The score is passed to MinerScoreAggregator for time-series tracking.

MinerScoreAggregator

MinerScoreAggregator maintains a per-miner score history across cycles.

EMA smoothing: raw w_i scores are smoothed using an exponential moving average:

smoothed_score = alpha * new_score + (1 - alpha) * previous_smoothed_score

where alpha = score_ema_alpha from the validator config (default: 0.9). Higher alpha = more weight on recent scores.

Hotkey rotation detection: if a new hotkey begins submitting for an expert group that previously had a different hotkey, the aggregator detects this as a "rotation event" and resets the score history for that group. This prevents a miner from building up a score history under one hotkey and then transferring it to another.

Missing submission handling: if a registered miner fails to submit in a cycle, their w_i for that cycle is recorded as 0. This is used in the EMA calculation, gradually reducing the smoothed score if a miner becomes inactive.

The Alignment Principle

Validators deliberately evaluate on the same distribution miners train on. This is not a limitation — it is a design decision.
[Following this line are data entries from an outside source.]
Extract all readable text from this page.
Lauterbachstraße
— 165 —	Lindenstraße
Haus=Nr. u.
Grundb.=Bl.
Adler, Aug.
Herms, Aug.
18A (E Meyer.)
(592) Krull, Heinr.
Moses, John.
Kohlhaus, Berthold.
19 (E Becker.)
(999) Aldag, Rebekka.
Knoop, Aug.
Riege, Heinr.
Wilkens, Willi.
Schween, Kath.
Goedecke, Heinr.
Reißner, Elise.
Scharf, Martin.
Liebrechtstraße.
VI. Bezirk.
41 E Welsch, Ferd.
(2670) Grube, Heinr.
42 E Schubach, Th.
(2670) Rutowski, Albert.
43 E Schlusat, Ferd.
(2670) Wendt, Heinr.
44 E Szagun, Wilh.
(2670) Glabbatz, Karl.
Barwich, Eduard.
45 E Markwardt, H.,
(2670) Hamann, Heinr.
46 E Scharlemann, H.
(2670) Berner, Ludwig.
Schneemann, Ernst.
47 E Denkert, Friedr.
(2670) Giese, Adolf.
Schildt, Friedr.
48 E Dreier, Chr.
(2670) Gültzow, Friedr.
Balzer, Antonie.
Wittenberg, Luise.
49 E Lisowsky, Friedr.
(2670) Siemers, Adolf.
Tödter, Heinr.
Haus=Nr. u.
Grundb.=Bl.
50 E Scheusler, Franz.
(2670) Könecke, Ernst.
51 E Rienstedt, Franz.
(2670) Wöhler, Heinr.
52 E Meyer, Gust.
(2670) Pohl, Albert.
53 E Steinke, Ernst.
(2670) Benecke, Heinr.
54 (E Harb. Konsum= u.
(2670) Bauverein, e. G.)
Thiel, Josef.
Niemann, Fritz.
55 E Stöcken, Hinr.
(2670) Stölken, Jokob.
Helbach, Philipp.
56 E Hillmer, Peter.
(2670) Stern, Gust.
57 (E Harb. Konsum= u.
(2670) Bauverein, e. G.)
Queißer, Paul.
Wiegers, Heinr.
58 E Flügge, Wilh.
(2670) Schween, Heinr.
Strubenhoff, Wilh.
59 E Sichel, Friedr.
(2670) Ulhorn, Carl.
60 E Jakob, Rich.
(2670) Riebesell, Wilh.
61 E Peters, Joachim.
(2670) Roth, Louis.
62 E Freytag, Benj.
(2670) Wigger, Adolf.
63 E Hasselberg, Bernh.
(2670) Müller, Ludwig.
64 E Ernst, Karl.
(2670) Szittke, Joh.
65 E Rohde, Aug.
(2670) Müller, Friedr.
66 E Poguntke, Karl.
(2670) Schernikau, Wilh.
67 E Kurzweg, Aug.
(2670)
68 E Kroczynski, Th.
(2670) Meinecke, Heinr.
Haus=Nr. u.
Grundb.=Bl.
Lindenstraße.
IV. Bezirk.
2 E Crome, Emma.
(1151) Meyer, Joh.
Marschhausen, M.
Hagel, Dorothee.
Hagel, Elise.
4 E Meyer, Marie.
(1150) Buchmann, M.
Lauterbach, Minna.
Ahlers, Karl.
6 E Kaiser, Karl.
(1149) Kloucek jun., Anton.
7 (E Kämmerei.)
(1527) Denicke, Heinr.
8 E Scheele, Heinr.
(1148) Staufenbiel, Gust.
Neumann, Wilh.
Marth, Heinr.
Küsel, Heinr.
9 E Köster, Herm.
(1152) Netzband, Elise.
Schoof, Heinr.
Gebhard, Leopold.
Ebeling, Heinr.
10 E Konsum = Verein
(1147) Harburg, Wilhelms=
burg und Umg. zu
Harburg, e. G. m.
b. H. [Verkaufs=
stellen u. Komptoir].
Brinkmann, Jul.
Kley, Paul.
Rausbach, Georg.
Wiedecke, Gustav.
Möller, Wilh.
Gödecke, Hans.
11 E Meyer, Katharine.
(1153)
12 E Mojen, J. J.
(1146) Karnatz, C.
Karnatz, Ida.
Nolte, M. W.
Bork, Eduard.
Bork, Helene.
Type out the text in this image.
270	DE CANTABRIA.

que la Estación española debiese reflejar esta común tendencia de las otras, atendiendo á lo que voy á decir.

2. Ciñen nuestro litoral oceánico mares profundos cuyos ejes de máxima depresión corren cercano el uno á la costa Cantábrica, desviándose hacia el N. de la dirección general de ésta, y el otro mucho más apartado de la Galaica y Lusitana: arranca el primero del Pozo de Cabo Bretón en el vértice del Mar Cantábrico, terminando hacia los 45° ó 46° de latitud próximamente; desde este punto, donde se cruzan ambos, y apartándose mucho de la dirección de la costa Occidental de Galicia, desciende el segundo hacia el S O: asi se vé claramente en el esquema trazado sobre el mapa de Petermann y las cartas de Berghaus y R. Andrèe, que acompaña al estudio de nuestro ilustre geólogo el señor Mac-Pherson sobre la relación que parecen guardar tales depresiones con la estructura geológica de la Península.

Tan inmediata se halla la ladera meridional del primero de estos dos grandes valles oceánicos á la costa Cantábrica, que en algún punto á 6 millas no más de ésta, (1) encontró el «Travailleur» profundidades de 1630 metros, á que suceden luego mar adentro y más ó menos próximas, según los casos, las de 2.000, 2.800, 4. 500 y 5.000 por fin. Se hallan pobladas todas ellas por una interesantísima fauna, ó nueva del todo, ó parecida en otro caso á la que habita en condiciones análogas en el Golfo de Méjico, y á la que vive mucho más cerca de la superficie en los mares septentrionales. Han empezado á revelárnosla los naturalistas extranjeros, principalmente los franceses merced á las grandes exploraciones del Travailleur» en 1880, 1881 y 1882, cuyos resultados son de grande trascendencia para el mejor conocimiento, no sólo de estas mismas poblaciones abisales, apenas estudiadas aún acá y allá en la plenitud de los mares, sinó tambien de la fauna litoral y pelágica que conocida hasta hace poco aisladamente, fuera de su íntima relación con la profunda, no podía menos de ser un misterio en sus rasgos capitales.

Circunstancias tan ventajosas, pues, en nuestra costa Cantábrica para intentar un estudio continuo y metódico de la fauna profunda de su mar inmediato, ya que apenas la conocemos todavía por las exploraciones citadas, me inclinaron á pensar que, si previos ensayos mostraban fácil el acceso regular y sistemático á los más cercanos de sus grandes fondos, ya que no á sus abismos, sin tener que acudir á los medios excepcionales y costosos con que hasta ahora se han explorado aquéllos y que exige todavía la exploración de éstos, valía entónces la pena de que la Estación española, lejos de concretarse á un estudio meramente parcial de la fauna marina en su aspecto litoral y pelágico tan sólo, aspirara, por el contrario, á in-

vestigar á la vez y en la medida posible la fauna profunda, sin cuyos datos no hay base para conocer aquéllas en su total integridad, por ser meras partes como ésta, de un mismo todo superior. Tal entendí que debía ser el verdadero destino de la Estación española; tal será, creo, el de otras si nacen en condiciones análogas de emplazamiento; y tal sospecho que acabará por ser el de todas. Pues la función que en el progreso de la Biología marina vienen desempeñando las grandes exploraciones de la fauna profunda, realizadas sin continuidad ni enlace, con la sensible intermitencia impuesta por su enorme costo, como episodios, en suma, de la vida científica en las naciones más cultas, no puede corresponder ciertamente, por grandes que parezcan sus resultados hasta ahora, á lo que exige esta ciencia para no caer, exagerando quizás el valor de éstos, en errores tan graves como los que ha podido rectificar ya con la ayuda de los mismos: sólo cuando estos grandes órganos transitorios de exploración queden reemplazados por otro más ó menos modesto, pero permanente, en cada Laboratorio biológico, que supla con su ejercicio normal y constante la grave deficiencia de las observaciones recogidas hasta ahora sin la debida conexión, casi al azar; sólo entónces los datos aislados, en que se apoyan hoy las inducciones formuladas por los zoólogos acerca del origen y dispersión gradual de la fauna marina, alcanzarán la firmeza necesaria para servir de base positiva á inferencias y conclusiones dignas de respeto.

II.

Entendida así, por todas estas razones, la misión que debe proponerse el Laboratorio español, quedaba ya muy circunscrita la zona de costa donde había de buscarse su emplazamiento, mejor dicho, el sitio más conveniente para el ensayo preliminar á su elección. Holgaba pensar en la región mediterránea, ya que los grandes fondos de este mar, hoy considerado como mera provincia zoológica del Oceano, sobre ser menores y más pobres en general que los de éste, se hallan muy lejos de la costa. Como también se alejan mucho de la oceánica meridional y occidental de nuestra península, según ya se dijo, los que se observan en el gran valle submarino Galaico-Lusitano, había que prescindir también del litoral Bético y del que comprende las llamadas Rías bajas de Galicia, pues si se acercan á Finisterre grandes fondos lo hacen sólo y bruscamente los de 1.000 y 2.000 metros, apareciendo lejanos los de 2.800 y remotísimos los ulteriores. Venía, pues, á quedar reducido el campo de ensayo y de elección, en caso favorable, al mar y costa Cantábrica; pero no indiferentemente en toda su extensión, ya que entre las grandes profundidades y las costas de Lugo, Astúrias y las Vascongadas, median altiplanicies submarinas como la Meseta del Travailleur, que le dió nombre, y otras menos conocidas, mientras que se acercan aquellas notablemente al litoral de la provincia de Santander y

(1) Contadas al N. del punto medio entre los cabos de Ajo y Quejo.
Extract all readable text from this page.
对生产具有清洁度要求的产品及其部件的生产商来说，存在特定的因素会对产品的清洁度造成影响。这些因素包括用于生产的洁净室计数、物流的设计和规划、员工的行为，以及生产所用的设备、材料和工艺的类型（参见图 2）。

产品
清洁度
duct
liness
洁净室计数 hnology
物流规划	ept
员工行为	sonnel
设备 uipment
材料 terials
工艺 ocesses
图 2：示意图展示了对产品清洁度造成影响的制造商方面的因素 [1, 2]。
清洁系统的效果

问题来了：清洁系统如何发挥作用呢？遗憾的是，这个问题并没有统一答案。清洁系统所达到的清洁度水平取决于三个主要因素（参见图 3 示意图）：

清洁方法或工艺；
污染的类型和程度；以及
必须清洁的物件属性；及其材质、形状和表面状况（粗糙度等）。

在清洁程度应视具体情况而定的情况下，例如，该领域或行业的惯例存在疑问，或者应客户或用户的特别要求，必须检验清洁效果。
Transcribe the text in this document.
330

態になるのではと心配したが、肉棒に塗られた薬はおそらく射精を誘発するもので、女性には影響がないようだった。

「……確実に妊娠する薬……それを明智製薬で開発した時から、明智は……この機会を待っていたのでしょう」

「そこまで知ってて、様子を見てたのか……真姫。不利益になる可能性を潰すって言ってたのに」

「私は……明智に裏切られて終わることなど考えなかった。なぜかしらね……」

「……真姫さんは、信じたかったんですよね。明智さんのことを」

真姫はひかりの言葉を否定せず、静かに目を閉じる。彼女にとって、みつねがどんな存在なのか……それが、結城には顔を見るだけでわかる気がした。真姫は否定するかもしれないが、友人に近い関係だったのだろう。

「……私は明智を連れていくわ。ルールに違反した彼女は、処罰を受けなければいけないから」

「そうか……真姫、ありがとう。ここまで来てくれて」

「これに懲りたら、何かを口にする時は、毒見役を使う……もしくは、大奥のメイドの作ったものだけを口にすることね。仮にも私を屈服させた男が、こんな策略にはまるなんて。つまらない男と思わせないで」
If validators evaluated on a separate public benchmark, miners would quickly discover and optimize for that benchmark specifically (Goodhart's Law). The Proof-of-Loss mechanism resists this: the only way to score well is to genuinely improve the model on actual domain data. There is no shortcut.

Figure: evaluator-pipeline Figure: The evaluator.py pipeline. For each miner submission: verify hash → apply update → evaluate both models → compute score → pass to MinerScoreAggregator.

Why Perplexity?

Cross-entropy loss (and its exponential, perplexity) is used as the evaluation metric because:

  • It is a standard, interpretable measure of language model quality
  • It is consistent across cycles and across different miners
  • It is robust to the specific tokenization and domain of the training data
  • It directly reflects the model's predictive quality on unseen data

A model with lower perplexity on domain data has genuinely learned domain-specific patterns — it is not possible to fake this with submission tricks.